Creating such a super record presents the problem of knowing which records in the various directories to combine together. Metadirectories copy the information from the underlying directories into a local store, effectively doing a join of the data in the various directory records. The join is done using a pre-identified mapping between unique identifiers in the underlying stores, called the join point. Each directory aggregated by the metadirectory is connected to the metadirectory though a channel called a namespace connector that manages the link. Each connector can be individually configured to filter attributes as desired.
One of the most difficult tasks in creating a metadirectory is eliminating namespace conflicts between the various directories being aggregated and providing a mapping between the metadirectory namespace and the underlying namespaces. More abstract, but just as important, is the problem of mapping schemas from the underlying directories to the metadirectory so that attributes are meaningfully integrated.
Another significant problem is one of data synchronization. When implementing the metadirectory, choices must be made about where data can be modified. The data could be writable only at the directory level, only at the metadirectory level, or at both levels. Clearly which strategy is chosen depends on the application, but when data can be changed at the directory and metadirectory levels, synchronization becomes significantly more complex.

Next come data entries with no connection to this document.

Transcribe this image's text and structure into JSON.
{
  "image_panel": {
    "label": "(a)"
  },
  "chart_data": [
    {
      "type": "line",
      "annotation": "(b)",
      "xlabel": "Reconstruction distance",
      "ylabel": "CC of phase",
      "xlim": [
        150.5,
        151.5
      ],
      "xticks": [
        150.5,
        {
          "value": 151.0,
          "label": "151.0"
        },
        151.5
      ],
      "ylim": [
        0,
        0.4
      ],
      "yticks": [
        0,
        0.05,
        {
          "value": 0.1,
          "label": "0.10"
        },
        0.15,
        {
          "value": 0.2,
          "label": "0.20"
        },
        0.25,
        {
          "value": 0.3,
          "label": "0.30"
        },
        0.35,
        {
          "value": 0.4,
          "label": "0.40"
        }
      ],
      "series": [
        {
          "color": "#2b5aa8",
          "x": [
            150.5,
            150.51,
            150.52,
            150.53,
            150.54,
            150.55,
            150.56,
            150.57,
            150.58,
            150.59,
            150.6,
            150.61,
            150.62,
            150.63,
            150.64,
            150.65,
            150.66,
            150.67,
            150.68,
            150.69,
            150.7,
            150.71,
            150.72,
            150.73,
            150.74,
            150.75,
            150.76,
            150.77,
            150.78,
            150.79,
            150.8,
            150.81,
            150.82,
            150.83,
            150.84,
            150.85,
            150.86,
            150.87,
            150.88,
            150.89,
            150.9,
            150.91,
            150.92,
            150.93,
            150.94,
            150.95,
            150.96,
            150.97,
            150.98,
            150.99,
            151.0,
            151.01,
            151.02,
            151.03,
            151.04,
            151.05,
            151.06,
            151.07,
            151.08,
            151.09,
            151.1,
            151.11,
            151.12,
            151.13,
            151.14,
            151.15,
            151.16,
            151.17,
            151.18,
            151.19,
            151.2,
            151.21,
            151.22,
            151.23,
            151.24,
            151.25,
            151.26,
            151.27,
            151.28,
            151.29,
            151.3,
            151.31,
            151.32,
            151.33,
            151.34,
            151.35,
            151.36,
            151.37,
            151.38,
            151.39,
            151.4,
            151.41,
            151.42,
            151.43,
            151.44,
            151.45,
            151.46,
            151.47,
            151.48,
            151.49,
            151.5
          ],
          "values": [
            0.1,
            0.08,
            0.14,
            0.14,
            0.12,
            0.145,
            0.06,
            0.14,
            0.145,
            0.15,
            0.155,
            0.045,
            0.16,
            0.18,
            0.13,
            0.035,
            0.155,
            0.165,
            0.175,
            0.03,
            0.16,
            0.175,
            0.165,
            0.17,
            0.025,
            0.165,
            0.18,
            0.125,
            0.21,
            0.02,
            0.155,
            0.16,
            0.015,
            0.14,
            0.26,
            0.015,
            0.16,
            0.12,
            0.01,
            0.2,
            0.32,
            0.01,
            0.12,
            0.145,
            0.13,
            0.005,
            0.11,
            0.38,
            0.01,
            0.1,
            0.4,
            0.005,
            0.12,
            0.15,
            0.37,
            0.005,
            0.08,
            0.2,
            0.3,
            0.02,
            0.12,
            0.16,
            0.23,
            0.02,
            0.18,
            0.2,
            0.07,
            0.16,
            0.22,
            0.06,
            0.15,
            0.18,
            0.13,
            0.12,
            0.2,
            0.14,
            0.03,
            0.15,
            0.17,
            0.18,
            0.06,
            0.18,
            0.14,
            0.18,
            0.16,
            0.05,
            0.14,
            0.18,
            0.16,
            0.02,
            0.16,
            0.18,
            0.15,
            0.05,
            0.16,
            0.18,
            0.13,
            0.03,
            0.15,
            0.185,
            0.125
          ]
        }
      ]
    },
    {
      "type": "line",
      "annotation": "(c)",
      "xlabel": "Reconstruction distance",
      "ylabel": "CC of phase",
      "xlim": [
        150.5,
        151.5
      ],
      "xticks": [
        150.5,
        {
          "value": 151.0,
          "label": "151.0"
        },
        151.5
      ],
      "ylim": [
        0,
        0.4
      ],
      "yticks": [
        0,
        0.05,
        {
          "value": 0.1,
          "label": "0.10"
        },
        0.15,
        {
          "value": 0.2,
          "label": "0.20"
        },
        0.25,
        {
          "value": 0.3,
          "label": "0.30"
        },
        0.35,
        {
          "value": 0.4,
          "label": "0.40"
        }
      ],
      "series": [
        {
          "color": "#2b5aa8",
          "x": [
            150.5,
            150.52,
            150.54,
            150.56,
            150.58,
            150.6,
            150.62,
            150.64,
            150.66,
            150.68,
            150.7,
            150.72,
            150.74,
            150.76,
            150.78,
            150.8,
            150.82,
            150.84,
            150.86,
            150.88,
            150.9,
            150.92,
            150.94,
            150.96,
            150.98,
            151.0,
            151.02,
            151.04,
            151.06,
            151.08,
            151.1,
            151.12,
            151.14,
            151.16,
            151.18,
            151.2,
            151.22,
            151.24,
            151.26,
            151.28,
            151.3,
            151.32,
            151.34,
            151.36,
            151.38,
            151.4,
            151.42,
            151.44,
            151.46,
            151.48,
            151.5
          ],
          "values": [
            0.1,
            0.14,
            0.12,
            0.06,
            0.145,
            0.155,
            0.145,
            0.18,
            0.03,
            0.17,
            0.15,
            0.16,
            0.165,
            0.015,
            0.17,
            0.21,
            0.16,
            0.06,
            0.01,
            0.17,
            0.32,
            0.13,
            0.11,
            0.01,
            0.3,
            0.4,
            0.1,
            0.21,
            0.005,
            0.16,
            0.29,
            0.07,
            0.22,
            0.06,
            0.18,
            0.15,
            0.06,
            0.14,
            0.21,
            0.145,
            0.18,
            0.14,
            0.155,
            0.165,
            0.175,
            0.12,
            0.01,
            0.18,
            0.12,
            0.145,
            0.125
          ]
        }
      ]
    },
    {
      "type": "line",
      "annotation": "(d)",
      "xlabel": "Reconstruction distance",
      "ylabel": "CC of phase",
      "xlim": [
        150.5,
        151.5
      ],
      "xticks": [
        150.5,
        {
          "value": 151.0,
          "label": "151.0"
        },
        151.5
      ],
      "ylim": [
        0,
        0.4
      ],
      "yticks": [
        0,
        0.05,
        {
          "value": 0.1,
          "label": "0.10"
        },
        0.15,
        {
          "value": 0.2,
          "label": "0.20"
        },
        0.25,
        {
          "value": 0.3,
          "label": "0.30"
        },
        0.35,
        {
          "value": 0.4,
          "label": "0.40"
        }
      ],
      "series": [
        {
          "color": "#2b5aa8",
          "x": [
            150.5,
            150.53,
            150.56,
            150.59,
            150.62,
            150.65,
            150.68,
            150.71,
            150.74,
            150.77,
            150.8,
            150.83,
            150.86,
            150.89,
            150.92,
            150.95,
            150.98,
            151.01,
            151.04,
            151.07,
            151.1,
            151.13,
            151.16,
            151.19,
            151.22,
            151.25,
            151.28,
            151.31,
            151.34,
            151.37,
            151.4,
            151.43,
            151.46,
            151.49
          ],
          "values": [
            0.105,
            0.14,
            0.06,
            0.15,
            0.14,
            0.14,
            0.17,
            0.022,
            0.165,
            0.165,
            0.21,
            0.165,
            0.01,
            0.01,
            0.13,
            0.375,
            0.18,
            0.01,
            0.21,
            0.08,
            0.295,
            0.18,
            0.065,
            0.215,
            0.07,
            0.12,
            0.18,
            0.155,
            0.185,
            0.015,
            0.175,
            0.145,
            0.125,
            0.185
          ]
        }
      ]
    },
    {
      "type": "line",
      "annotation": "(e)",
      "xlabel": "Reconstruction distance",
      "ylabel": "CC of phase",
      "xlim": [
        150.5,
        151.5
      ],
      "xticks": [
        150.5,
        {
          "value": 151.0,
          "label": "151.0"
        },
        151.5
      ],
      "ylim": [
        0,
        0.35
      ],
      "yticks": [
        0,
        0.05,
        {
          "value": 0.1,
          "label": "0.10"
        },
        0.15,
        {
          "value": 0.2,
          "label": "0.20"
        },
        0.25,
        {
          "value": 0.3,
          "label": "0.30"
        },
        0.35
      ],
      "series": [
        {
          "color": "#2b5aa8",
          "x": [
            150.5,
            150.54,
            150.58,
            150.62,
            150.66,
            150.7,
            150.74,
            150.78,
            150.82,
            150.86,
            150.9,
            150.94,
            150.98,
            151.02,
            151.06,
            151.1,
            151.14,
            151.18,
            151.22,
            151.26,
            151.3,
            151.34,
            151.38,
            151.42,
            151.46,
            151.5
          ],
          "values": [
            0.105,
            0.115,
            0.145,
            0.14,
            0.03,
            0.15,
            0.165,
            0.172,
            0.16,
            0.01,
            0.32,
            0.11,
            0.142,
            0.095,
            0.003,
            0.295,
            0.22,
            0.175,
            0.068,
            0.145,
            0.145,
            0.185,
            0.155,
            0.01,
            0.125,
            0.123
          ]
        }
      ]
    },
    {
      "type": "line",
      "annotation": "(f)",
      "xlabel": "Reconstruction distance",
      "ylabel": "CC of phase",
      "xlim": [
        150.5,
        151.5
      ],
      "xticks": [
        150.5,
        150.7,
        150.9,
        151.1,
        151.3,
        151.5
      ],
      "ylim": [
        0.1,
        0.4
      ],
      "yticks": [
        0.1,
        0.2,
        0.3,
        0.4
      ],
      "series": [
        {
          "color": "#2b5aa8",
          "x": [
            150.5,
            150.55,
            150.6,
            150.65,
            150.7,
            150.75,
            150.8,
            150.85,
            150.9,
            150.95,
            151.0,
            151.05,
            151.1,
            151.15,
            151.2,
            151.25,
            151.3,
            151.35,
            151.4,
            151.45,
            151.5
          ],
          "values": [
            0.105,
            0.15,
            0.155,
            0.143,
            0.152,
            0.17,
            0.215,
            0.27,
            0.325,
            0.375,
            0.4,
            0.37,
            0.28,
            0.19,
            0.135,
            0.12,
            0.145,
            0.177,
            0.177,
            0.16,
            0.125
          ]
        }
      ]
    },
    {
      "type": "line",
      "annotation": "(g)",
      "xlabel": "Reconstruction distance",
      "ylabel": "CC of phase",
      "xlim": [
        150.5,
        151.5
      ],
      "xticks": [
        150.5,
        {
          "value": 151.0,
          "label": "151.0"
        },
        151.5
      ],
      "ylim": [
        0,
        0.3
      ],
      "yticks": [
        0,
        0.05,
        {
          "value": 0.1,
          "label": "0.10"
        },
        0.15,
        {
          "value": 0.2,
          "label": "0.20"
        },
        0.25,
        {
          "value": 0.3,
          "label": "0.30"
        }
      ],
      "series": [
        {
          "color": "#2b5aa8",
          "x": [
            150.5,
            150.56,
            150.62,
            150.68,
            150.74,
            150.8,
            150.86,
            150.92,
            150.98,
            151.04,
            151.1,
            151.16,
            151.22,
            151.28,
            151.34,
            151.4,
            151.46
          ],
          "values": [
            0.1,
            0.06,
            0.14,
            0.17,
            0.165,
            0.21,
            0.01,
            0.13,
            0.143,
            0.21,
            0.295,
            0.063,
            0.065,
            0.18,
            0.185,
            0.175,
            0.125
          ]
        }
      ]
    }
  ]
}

When data can be modified at the metadirectory level, complex authorization schemes may be needed to ensure that information owners can modify only their own data. In the example in Figure 9-4, only designated HR department representatives would be able to update those attributes that flow from the HR directory and similarly for Payroll representatives.
Because metadirectories can synchronize data bidirectionally, they can be used to populate one directory with attributes from another directory. They can even perform a data-cleansing function, allowing attributes to be validated and then pushed back down to the underlying identity store.

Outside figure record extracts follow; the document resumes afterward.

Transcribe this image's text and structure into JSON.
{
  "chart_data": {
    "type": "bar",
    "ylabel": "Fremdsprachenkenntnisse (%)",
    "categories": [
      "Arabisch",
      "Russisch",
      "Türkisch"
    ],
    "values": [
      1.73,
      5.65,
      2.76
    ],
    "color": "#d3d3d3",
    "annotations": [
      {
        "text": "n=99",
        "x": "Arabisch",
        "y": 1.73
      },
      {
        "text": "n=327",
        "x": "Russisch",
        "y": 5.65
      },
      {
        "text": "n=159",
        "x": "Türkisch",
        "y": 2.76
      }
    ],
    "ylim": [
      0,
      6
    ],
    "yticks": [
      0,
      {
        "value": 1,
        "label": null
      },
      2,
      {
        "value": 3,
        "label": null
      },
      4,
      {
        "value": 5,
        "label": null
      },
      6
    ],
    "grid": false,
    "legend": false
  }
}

Virtual directories are similar in concept to metadirectories in that they create a single directory view from multiple independent directories. They differ in the means used to accomplish this goal. Whereas metadirectories typically use software agents to replicate and synchronize data from various directories in what might be thought of as batch processes, virtual directories create a single view of multiple directories using real-time queries based on mappings from fields in the virtual schema to fields in the physical schemas of the real directories.
Another way of looking at the difference is that metadirectories have an associated data store where the directory information from the other directories is kept; virtual directories have no separate data store. They work by turning a single query to the virtual directory into multiple queries to the physical directories and then aggregating the returned results in real time to create the result given to the user. Eliminating the identity store means that virtual directories also eliminate the problems related to data synchronization and replication.

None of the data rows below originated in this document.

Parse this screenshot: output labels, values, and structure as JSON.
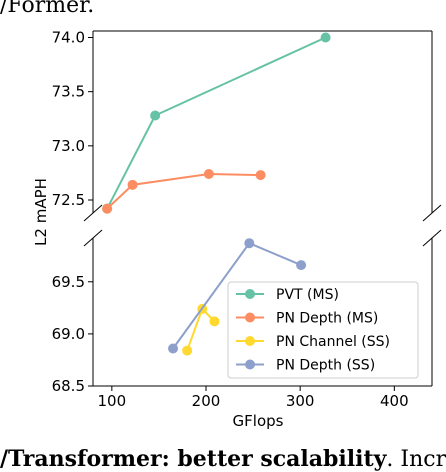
{
  "captions": {
    "top": "/Former.",
    "bottom_bold": "/Transformer: better scalability",
    "bottom_rest": ". Incre"
  },
  "chart_data": {
    "type": "line",
    "xlabel": "GFlops",
    "ylabel": "L2 mAPH",
    "xlim": [
      80,
      440
    ],
    "x_ticks": [
      100,
      200,
      300,
      400
    ],
    "x_tick_labels": [
      "100",
      "200",
      "300",
      "400"
    ],
    "broken_y_axis": true,
    "top_panel": {
      "ylim": [
        72.38,
        74.06
      ],
      "y_ticks": [
        72.5,
        73.0,
        73.5,
        74.0
      ],
      "y_tick_labels": [
        "72.5",
        "73.0",
        "73.5",
        "74.0"
      ]
    },
    "bottom_panel": {
      "ylim": [
        68.5,
        69.92
      ],
      "y_ticks": [
        68.5,
        69.0,
        69.5
      ],
      "y_tick_labels": [
        "68.5",
        "69.0",
        "69.5"
      ]
    },
    "grid": false,
    "legend_position": "lower-right",
    "series": [
      {
        "name": "PVT (MS)",
        "color": "#66c2a5",
        "panel": "top",
        "points": [
          [
            95,
            72.42
          ],
          [
            146,
            73.28
          ],
          [
            327,
            74.0
          ]
        ]
      },
      {
        "name": "PN Depth (MS)",
        "color": "#fc8d62",
        "panel": "top",
        "points": [
          [
            95,
            72.42
          ],
          [
            122,
            72.64
          ],
          [
            203,
            72.74
          ],
          [
            258,
            72.73
          ]
        ]
      },
      {
        "name": "PN Channel (SS)",
        "color": "#ffd92f",
        "panel": "bottom",
        "points": [
          [
            180,
            68.84
          ],
          [
            196,
            69.24
          ],
          [
            209,
            69.12
          ]
        ]
      },
      {
        "name": "PN Depth (SS)",
        "color": "#8da0cb",
        "panel": "bottom",
        "points": [
          [
            165,
            68.86
          ],
          [
            246,
            69.87
          ],
          [
            301,
            69.66
          ]
        ]
      }
    ]
  }
}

In this way, virtual directories present a real-time interface to underlying identity data. Queries and updates happen in real time and are reflected to other applications using the data, either from the virtual directory or the underlying stores. Typically, the interface to the virtual directory is LDAP. Like a metadirectory, the connections from the virtual directory to the underlying stores could use any of a number of protocols. As a result, the virtual directory creates a standard view of the data using a standard API.
Virtual directories are used typically in cases where real-time access to frequently changing identity data is important.